Automating Device Ageing Analysis: Power BI Modernization for an Australian Mobile Renewable Company

project

Project Overview:

An Australian company specializing in mobile device renewables relied on manual Google Sheets to track the ageing of returned devices. The process was time-consuming, error-prone, and lacked visibility. I developed an automated Power BI solution that integrated with their existing Google Sheets data, categorized device ageing intelligently, and provided actionable insights—transforming their operations from reactive to proactive.

Business Context & Approach:

In the mobile refurbishment and resale industry, understanding how long devices sit in inventory is crucial for minimizing loss and maximizing resale value. The client faced several bottlenecks:

  • Manual Google Sheet Workflows:Calculations were performed manually, increasing the risk of error.
  • No Standardized Ageing Buckets:Device ageing was inconsistently tracked, making performance reviews unclear.
  • Lack of Real-Time Insights:Reporting was delayed and often outdated by the time decisions were made.
  • Low Visibility into Stock Movement:Filtering by device brand, model, or location was difficult.
  • Scaling Challenges:As the business grew, their spreadsheet model could no longer keep up.

To address these challenges, I designed an automated Power BI dashboard solution that:

  • Integrated directly with Google Sheets for seamless data refresh.
  • Created dynamic ageing buckets (e.g., 0–30, 31–60, 61–90, >90 days).
  • Enabled drill-downs by warehouse, brand, model, and return date.
  • Automated calculations to eliminate manual intervention.
  • Presented insights in a visually intuitive, executive-friendly format.

Technical Implementation:

  • Google Sheets Data Integration:Connected to shared sheets via Power BI’s online connector.
  • Power Query Transformation:Cleaned and structured raw data to standardize date formats and return timelines.
  • Ageing Logic & DAX Measures:Calculated the number of days each mobile had aged and categorized them into defined buckets using robust DAX.
  • Interactive Visuals:Used Power BI's built-in visuals to enable filtering by warehouse, model, return status, and device brand.
  • KPI Cards & Trends:Displayed high-level metrics on ageing distributions and slow-moving stock.

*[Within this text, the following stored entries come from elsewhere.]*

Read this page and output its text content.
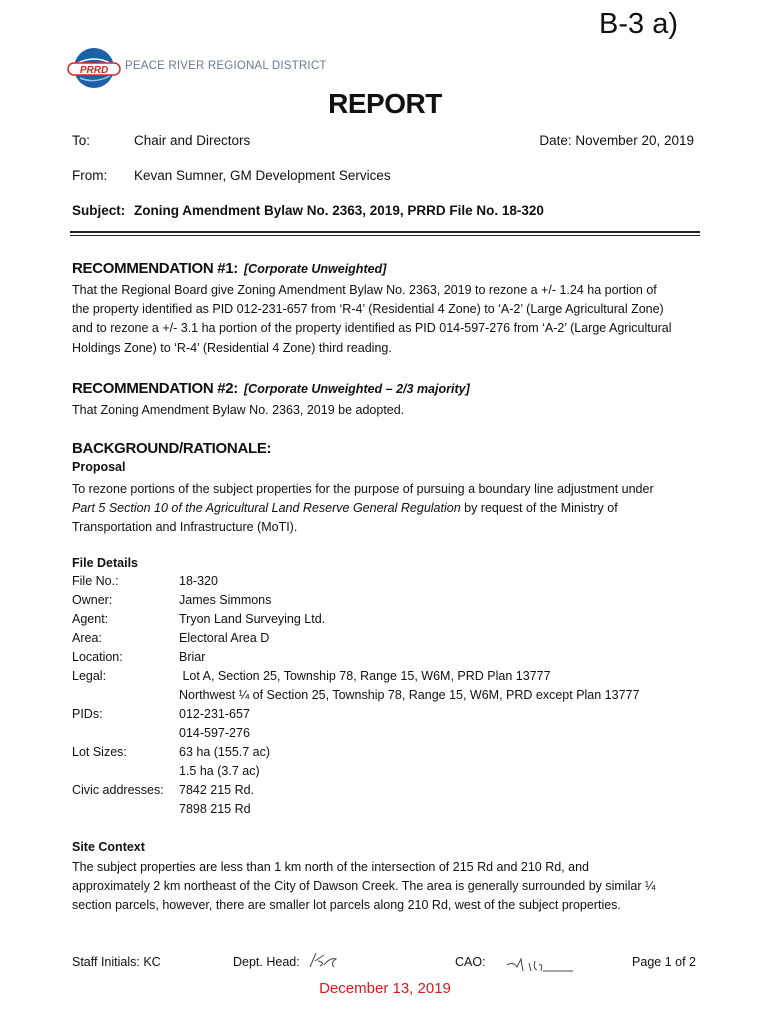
B-3 a)
PRRD PEACE RIVER REGIONAL DISTRICT
REPORT
To:	Chair and Directors	Date: November 20, 2019
From: Kevan Sumner, GM Development Services
Subject: Zoning Amendment Bylaw No. 2363, 2019, PRRD File No. 18-320
RECOMMENDATION #1: [Corporate Unweighted]
That the Regional Board give Zoning Amendment Bylaw No. 2363, 2019 to rezone a +/- 1.24 ha portion of
the property identified as PID 012-231-657 from ‘R-4’ (Residential 4 Zone) to ‘A-2’ (Large Agricultural Zone)
and to rezone a +/- 3.1 ha portion of the property identified as PID 014-597-276 from ‘A-2’ (Large Agricultural
Holdings Zone) to ‘R-4’ (Residential 4 Zone) third reading.
RECOMMENDATION #2: [Corporate Unweighted – 2/3 majority]
That Zoning Amendment Bylaw No. 2363, 2019 be adopted.
BACKGROUND/RATIONALE:
Proposal
To rezone portions of the subject properties for the purpose of pursuing a boundary line adjustment under
Part 5 Section 10 of the Agricultural Land Reserve General Regulation by request of the Ministry of
Transportation and Infrastructure (MoTI).
File Details
File No.:	18-320
Owner:	James Simmons
Agent:	Tryon Land Surveying Ltd.
Area:	Electoral Area D
Location:	Briar
Legal:	Lot A, Section 25, Township 78, Range 15, W6M, PRD Plan 13777
Northwest ¼ of Section 25, Township 78, Range 15, W6M, PRD except Plan 13777
PIDs:	012-231-657
014-597-276
Lot Sizes:	63 ha (155.7 ac)
1.5 ha (3.7 ac)
Civic addresses: 7842 215 Rd.
7898 215 Rd
Site Context
The subject properties are less than 1 km north of the intersection of 215 Rd and 210 Rd, and
approximately 2 km northeast of the City of Dawson Creek. The area is generally surrounded by similar ¼
section parcels, however, there are smaller lot parcels along 210 Rd, west of the subject properties.
Staff Initials: KC	Dept. Head:	CAO:	Page 1 of 2
December 13, 2019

Results and Business Impact:

  • 70% Reduction in Report Preparation Time:From hours to minutes.
  • Improved Accuracy:Fully eliminated manual calculation errors.
  • Real-Time Insights:Enabled instant visibility into stock movement and ageing.
  • Actionable Reporting:Helped the team prioritize devices for resale based on ageing.
  • Scalable & Reusable Model:Easily adaptable to future data sources and categories.